Interview tip: When asked “why is PostgreSQL so fast for point lookups even on a billion-row table?”, I’d say: “Because the index is a B+ tree with a fan-out of 200–500 keys per page, so even a billion rows is reachable in 3 to 4 levels — and the upper levels stay pinned in the buffer pool, so a typical lookup is one disk I/O at the leaf level.” For write-heavy workloads I’d flag the cost: every secondary index multiplies write amplification, page splits dirty multiple pages, and monotonically increasing keys create a right-edge hotspot on the rightmost leaf. That’s the moment to consider an LSM-backed engine or to deliberately scatter inserts with a less ordered key.
Test Your Understanding
A B+ tree index on a billion-row table has a fan-out of 400. How many levels does the tree have, and how many disk I/Os does a point lookup require?
Levels: Each level multiplies capacity by the fan-out. Level 1 (root) = 400 children. Level 2 = 400² = 160K. Level 3 = 400³ = 64M. Level 4 = 400⁴ = 25.6B. So 4 levels are enough for a billion rows.
Disk I/Os: One I/O per level traversed = 4 I/Os in the worst case. But the root and often level 2 are pinned in the buffer pool (they’re accessed on every lookup). In practice: 1-2 disk I/Os for the leaf level + heap fetch. This is why B+ trees are fast even at massive scale — logarithmic depth with a very high base.
You insert rows with an auto-incrementing primary key (1, 2, 3, …). The B+ tree’s rightmost leaf page splits repeatedly. Why is this a problem under concurrent inserts?

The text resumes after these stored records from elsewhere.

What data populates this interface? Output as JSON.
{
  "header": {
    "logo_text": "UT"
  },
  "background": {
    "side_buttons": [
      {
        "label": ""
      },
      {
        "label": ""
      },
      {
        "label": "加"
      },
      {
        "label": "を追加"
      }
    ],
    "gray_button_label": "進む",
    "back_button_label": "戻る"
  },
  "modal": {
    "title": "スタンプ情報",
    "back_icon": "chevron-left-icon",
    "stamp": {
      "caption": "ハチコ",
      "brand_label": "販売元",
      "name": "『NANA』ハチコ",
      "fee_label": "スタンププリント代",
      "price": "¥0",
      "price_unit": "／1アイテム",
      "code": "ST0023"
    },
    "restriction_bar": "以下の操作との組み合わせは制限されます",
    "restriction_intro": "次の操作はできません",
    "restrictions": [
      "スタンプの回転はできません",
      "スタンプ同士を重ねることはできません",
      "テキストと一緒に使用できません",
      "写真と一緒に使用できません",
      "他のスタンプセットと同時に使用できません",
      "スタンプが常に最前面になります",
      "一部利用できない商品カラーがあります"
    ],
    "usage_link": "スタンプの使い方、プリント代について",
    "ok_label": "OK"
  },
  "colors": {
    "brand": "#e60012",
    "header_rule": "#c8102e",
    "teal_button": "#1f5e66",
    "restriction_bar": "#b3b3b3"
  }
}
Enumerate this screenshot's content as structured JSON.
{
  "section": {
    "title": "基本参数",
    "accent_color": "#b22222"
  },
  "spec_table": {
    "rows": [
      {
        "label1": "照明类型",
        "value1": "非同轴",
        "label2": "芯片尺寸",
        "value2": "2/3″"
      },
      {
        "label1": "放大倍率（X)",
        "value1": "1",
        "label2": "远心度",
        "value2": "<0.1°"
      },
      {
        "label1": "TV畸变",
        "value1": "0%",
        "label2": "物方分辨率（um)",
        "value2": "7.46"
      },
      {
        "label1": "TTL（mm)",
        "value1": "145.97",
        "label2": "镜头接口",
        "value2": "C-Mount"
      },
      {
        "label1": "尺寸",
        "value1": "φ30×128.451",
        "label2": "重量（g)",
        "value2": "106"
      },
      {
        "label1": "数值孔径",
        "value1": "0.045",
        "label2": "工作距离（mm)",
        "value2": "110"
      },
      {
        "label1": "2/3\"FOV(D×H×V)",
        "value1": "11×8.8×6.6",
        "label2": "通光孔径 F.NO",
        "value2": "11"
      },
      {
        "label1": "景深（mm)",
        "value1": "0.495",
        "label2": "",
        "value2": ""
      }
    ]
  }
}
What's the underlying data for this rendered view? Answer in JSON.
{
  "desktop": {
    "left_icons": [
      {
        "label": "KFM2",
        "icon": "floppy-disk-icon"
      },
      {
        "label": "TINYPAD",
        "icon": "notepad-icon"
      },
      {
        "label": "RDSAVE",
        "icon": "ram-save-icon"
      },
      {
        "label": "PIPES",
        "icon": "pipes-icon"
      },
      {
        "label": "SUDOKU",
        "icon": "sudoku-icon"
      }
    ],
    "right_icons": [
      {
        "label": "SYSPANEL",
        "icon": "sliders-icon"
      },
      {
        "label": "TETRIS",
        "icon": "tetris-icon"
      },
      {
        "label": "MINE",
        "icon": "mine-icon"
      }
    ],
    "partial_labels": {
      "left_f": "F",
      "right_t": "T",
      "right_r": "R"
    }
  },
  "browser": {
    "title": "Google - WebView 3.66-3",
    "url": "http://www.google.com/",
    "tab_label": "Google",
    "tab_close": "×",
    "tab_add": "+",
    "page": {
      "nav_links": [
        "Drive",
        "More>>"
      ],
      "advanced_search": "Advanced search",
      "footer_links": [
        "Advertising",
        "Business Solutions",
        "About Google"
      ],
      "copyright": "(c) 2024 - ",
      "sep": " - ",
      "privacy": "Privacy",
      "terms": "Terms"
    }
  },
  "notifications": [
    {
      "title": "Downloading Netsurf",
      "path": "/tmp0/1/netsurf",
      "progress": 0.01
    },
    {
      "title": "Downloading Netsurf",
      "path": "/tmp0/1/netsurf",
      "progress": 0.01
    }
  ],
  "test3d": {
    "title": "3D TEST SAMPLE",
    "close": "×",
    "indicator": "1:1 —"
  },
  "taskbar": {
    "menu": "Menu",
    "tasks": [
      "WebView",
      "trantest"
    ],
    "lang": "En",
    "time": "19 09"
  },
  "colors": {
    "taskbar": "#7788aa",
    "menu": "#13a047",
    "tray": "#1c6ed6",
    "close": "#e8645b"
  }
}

Right-edge hotspot. All inserts go to the same rightmost leaf page because keys are monotonically increasing. Under concurrency, all insert threads contend for the lock on that one page, serializing what should be parallel work.
Page splits are also concentrated: the rightmost page fills, splits, and the new rightmost page immediately starts filling. This creates latch contention and write amplification on a single page.
Fixes:
- Use a UUID or ULID (Universally Unique Lexicographically Sortable Identifier — 128-bit, timestamp-prefixed but with enough randomness to scatter) as the primary key to distribute inserts across the tree. Trade-off: random I/O on inserts and larger key size.
- Use hash partitioning to spread inserts across multiple B+ trees.
- If ordering is needed, accept the hotspot and tune the page size and buffer pool for the workload.
You have a B+ tree index on (last_name, first_name). The query is WHERE first_name = ‘Alice’. Does the index help?
No. The B+ tree is sorted by last_name first, then first_name within each last_name group. Without a predicate on last_name (the leftmost column), the index can’t narrow the search — it would have to scan every leaf page. This is the leftmost-prefix rule.
The index helps for: WHERE last_name = 'Smith', WHERE last_name = 'Smith' AND first_name = 'Alice', and WHERE last_name LIKE 'Sm%' — all start from the leftmost column.
A B+ tree stores all data in leaf nodes with leaves linked in a doubly-linked list. An LSM tree stores data in sorted immutable SSTables. Why does this make range scans faster on a B+ tree?
B+ tree: Once you find the starting leaf via tree traversal (O(log n)), you follow the linked list sequentially — each next leaf is one sequential page read. The data is in a single sorted structure.
LSM tree: Data for the same key range may be spread across multiple SSTables at different levels. A range scan must read from all relevant SSTables and merge them (like merge-sort). This is O(k × range_size) where k is the number of SSTables, vs O(range_size) for a B+ tree.
LSM trees mitigate this with compaction (reducing the number of SSTables) and Bloom filters (skipping SSTables that don’t contain the target key), but the fundamental merge cost remains.